The board will take over disease-infested farms, cut and replace sick cocoa trees, aiding growth to a fruiting stage before handing them back to farmers.
In 2018, Cocobod used part of a $600 million Africa Development Bank (AfDB) loan to rehabilitate aging plantations and those affected by the disease.
But the programme, originally meant to cover 156,000 hectares of plantations, was caught up in Ghana’s worst economic crisis in a generation during which inflation spiralled and the cedi currency depreciated sharply, Opoku said.
He said the AfDB facility benefited more than 88,000 hectares of farmlands, of which 40,000 hectares were ready to be given back to farmers in “the coming days”.
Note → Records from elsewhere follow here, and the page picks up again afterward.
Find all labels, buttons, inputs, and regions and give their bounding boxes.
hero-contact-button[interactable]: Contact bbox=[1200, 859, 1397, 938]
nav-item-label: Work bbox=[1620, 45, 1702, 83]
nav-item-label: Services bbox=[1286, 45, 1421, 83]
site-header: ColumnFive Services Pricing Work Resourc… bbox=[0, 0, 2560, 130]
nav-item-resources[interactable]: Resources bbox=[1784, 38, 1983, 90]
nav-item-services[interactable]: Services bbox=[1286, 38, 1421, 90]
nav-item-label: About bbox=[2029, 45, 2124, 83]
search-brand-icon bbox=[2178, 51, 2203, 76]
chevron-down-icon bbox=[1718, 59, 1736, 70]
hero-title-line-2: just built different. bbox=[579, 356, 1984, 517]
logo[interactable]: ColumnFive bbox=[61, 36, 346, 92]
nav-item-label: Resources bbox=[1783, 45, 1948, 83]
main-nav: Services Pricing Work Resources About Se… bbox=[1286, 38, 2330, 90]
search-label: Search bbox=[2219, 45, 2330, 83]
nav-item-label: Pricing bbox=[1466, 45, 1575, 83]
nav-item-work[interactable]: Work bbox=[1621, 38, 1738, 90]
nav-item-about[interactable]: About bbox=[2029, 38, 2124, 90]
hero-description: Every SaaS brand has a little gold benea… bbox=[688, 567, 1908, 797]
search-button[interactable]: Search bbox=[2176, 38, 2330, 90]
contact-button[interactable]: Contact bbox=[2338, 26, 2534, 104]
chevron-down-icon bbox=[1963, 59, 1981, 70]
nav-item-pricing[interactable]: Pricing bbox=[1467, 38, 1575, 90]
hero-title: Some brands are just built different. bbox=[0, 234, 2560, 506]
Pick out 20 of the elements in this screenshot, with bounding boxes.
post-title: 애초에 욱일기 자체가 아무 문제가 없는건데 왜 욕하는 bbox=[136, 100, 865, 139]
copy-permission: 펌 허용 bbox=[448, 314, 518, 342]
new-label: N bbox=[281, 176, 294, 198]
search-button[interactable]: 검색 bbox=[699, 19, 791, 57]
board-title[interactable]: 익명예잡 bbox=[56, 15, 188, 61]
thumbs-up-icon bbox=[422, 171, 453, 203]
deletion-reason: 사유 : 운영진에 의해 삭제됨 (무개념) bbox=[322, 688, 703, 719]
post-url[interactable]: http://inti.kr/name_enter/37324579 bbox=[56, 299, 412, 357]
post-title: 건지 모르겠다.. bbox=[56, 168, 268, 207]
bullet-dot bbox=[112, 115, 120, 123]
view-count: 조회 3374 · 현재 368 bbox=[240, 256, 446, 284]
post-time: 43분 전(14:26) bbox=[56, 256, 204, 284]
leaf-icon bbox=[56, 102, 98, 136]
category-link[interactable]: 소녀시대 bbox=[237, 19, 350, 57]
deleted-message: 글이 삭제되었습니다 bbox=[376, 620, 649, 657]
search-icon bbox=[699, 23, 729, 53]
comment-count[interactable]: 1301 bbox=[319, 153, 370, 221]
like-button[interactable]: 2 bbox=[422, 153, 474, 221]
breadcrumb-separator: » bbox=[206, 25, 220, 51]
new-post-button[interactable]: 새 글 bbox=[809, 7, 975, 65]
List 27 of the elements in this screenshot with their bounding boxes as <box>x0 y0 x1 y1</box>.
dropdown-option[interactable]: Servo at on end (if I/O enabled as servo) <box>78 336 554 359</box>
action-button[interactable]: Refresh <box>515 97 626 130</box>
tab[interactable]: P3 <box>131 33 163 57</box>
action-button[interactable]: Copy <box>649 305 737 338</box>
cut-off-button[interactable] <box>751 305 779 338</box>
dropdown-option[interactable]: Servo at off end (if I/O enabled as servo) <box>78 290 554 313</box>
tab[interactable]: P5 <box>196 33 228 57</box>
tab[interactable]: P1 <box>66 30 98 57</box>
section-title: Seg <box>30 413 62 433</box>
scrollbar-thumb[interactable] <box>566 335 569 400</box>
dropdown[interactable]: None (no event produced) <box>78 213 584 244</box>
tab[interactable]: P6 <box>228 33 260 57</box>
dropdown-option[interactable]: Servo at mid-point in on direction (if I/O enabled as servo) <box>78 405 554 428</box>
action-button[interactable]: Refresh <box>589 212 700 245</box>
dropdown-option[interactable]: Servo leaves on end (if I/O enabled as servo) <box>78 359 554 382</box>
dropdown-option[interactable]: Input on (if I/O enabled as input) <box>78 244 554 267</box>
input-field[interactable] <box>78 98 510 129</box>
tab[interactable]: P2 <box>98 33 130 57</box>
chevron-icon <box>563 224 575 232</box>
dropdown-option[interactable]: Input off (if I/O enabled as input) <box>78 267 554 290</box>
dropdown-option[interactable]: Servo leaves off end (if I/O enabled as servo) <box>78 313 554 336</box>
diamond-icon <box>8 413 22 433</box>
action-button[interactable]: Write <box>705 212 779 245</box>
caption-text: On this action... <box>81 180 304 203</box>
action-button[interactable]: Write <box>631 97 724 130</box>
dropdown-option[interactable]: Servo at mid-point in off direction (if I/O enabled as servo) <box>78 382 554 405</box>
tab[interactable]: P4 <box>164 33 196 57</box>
Alhassan Bukari, president of the country’s Cocoa, Coffee and Sheanut Farmers’ Association, told Reuters that rehabilitation efforts needed to be aggressive as many farmers were affected.
Ghana’s graded and sealed cocoa arrivals fell by 35% between the start of this season on Sept. 1 and Jan. 31 this year due to the intensity of the seasonal dry Harmattan wind and what Cocobod described as production challenges.